Instructions Jump to Ingredients ↑

  1. Recipe Instructions Tie the meat and season aggressively with salt and pepper. In a Dutch oven, heat the oil over high heat until smoking. Brown the meat on all sides, then add the carrot, onion and celery and cook until vegetables are browned. Add the wine and cook over high heat until the wine has reduced by half, about 5 minutes. Add the tomato puree, bring to a boil, reduce the heat to a simmer and cover the pan. Continue to cook over low heat until the meat is very tender. Remove the meat from the pan and cut it into 1-inch cubes. Set aside in a large mixing bowl. Keep the pan juices warm, and remove any extraneous grease with a ladle. Preheat the oven to 350 degrees. Bring 6 quarts of water to a boil and add 2 tablespoons salt. Cook the ziti in the boiling water according to the package directions, until tender yet al dente. While the pasta is cooking, place the ricotta in a bowl and add a ladle of the pasta cooking water to melt it. Drain the pasta and add it to the bowl with the meat. Add the ricotta and the caciotta and stir to combine. Brush the insides of a large casserole with extra-virgin olive oil.
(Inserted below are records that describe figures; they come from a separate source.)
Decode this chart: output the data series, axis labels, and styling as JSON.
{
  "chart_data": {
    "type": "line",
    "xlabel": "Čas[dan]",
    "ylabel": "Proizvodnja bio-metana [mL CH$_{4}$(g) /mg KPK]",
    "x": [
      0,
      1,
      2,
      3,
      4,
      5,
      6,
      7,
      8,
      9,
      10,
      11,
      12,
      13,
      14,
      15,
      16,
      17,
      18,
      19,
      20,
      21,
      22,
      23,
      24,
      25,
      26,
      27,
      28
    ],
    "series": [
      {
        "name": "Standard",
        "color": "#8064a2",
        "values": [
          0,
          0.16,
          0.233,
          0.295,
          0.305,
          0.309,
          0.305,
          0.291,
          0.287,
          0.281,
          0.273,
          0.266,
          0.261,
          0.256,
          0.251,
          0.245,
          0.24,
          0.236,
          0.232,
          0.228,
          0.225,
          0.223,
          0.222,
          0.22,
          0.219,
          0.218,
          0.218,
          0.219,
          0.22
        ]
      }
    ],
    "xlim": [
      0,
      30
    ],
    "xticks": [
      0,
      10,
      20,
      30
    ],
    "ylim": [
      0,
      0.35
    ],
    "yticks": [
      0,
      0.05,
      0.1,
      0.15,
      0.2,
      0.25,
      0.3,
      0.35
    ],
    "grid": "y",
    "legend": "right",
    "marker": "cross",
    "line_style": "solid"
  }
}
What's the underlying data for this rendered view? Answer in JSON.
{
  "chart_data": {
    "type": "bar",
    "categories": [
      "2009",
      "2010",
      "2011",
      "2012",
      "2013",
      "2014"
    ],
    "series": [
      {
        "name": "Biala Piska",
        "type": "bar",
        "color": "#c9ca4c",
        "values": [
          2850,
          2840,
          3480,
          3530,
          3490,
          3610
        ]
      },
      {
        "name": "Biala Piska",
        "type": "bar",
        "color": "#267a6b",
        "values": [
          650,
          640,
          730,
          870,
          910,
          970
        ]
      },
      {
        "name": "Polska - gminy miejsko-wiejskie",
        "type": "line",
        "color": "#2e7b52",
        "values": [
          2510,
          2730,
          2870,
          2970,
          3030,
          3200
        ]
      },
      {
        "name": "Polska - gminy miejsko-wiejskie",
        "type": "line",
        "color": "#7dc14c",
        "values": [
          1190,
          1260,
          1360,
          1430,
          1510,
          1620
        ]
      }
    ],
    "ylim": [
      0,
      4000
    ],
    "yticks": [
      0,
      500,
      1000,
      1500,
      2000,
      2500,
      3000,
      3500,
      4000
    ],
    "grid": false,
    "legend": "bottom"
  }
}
Place a ladle of sauce in the bottom of the casserole, followed by a layer of the pasta and meat mixture. Grate some of the Parmigiano-Reggiano over, then repeat with another layer of sauce, then pasta and meat, the Parmigiano until all ingredients are used up and casserole is full. Bake in the oven 15 minutes. Serve in warmed pasta bowls.